Он вспомнил холодность и равнодушие Нины. Вспомнил, как вымаливал у неё ласку, и если делал это взглядом, то вовсе не значит, что меньше унижался, чем сейчас Лора. Ведь даже горничной разрешалось больше, чем ему. Он считал за счастье расправить одеяло на Нининых плечах, и если её не передёргивало от его прикосновения, то и это было уже хорошо… Но возврата к прошлому нет, и дай бог, если он даст счастье хотя бы Лоре.

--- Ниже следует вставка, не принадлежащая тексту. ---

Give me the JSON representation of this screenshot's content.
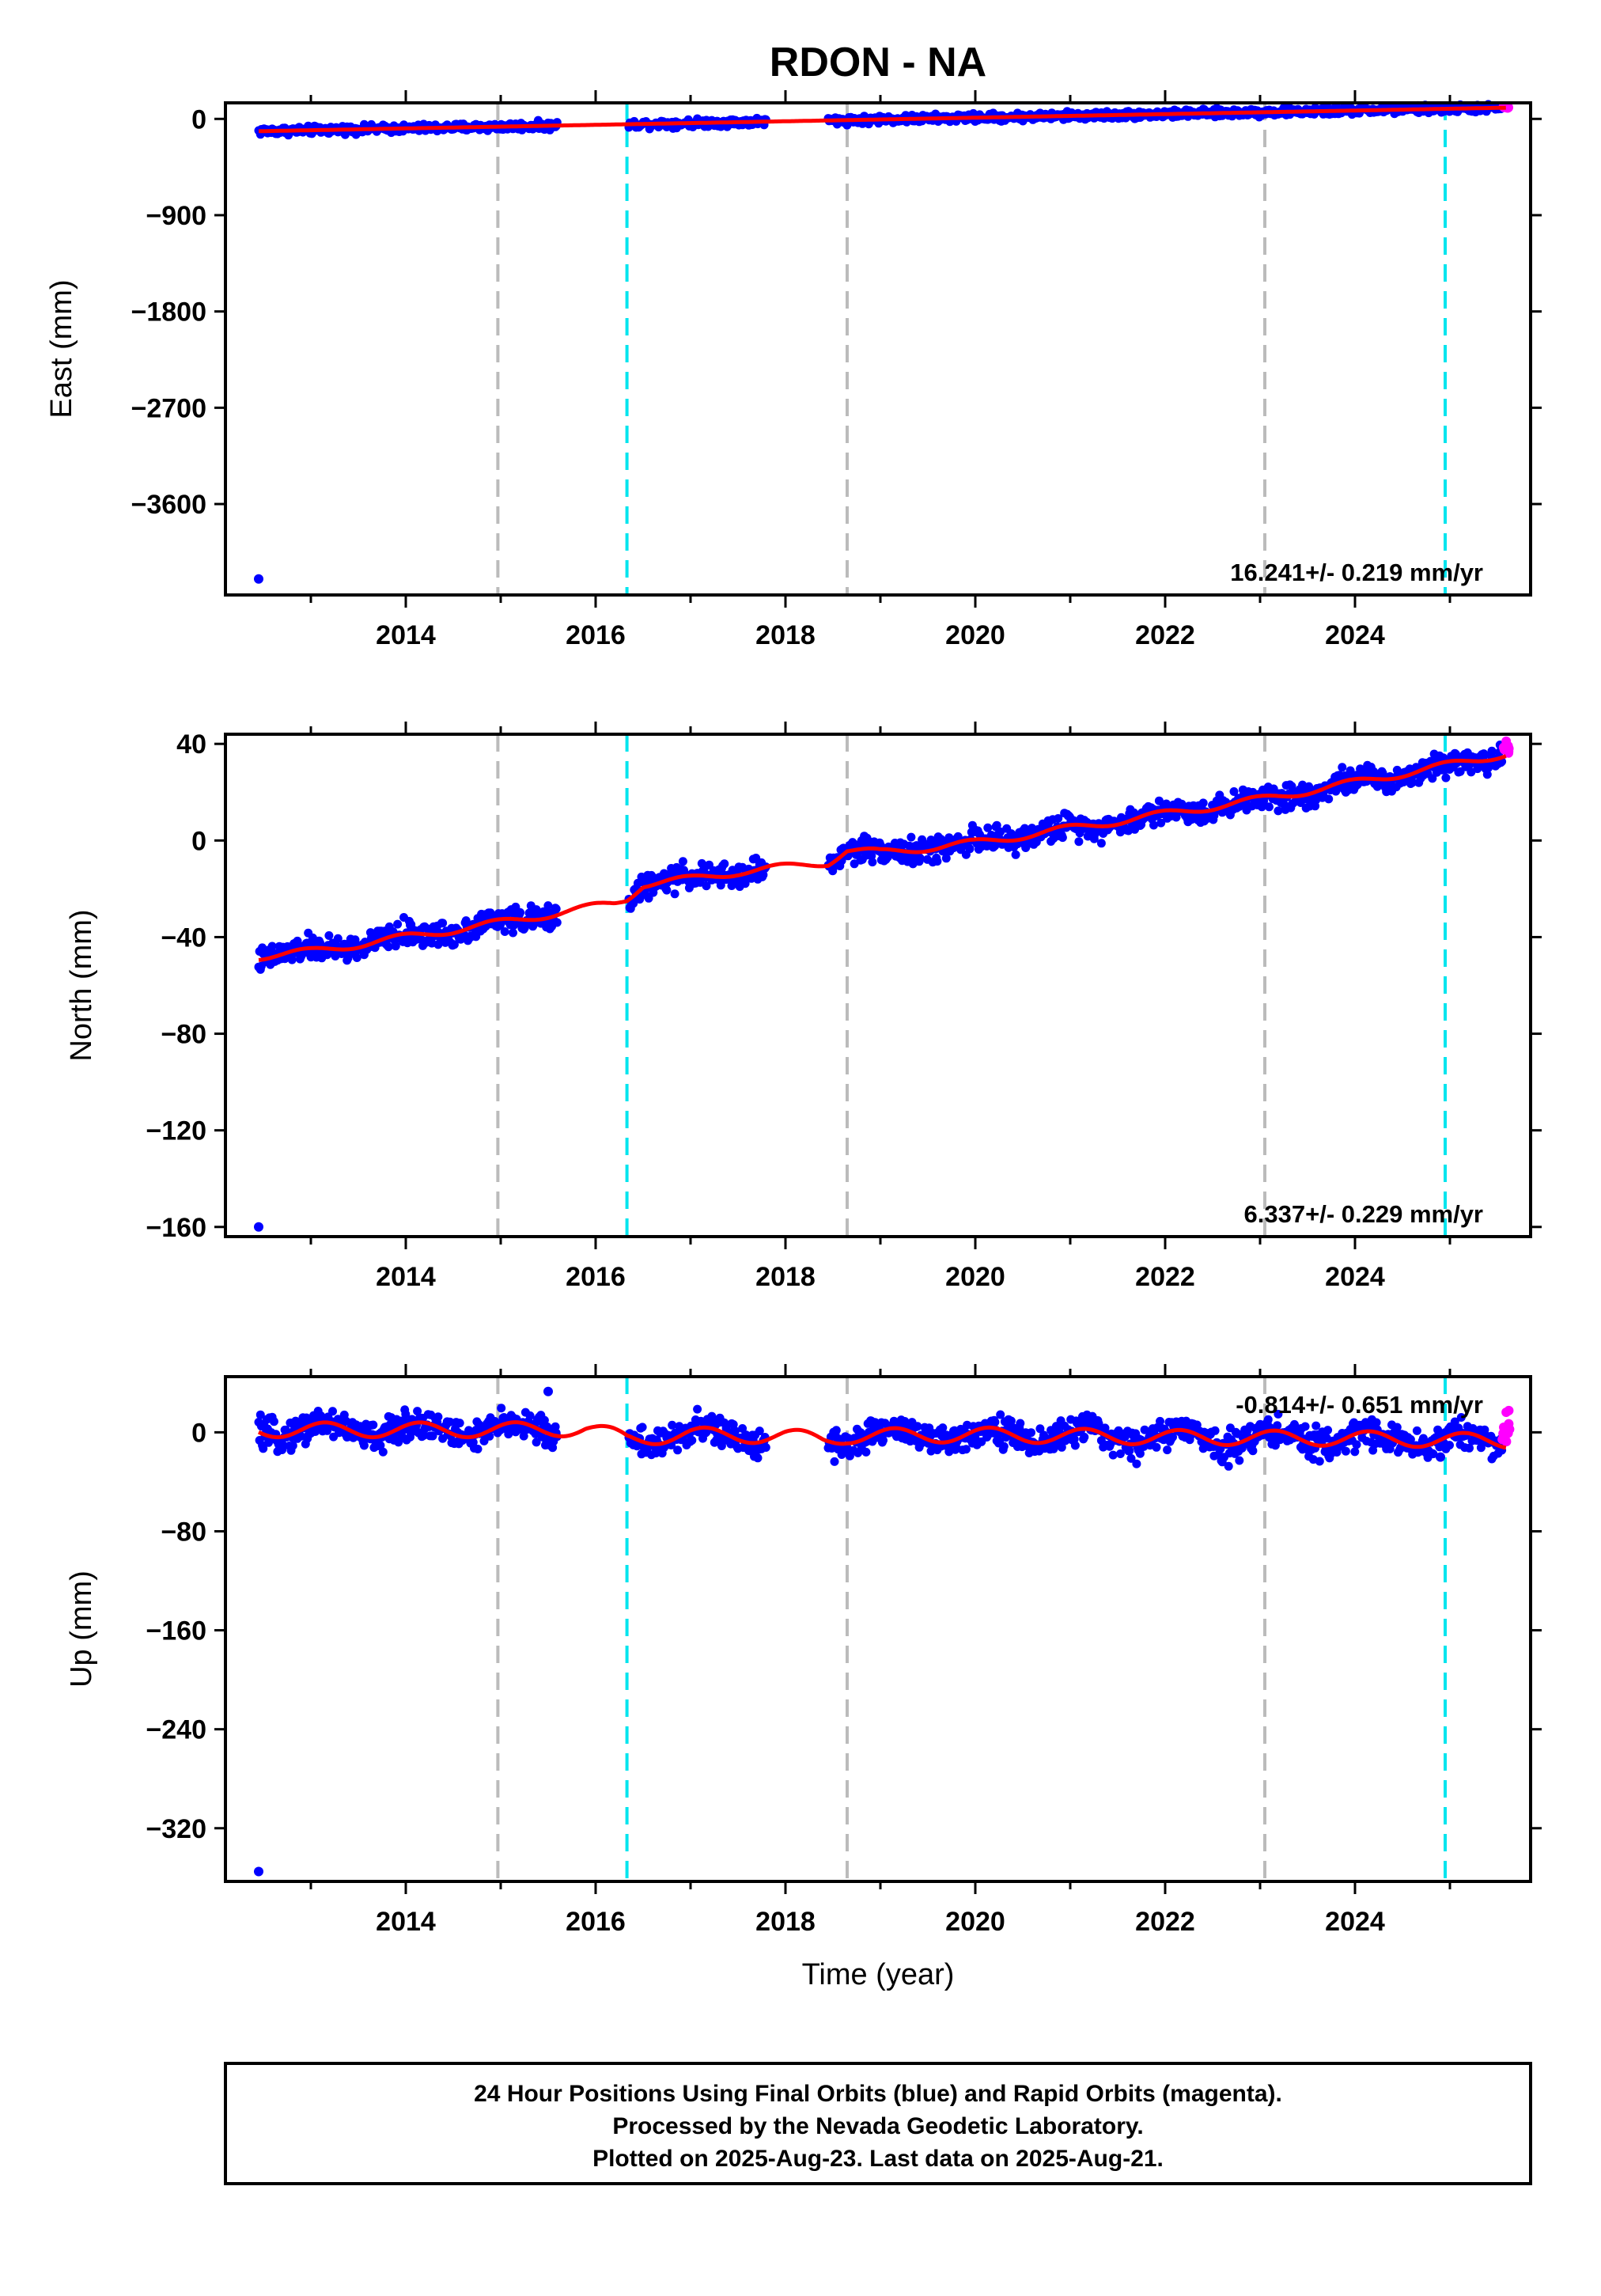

Он обнял её, шепча стихи, прижался к ней губами, как к живительному роднику. И опять не отдавал себе отчёта в том, что не столько даёт счастье ей, сколько хочет его для себя. Он целовал её долго, отрываясь лишь для того, чтобы прошептать ей на ухо ласковые слова или строчку стихов, — и ужасался тому, что он лжёт… Нет, видимо, для него была только Нина… Одна Нина, и больше никого. На всю жизнь…
Он осторожно высвободился из Лориных рук и отошёл к окну. Стояло гробовое молчание. Потом Лора сказала устало:
— Уйдите, — и повторила, повысив голос: — Уйдите!
Он пожал плечами и вышел в коридор.
Хотелось курить, но трубка осталась в номере. Он постучался к Джан — Темирову и, извинившись, позвонил горничной — велел принести папирос. Джан — Темиров промолчал, лишь приподнял одну бровь. Коверзнев курил молча; сидел злой, раздражённый. Думал: сейчас пойдут слёзы, упрёки…
Но ничего этого не было: Лора ушла.
На письменном столе лежала записка: «Больше никогда ко мне не приходите». И всё. Даже подписи не было.
Он опять пожал плечами, изорвал записку и бросил её в пепельницу. Вздохнул с облегчением. Вечера он стал опять проводить с Джан — Темировым.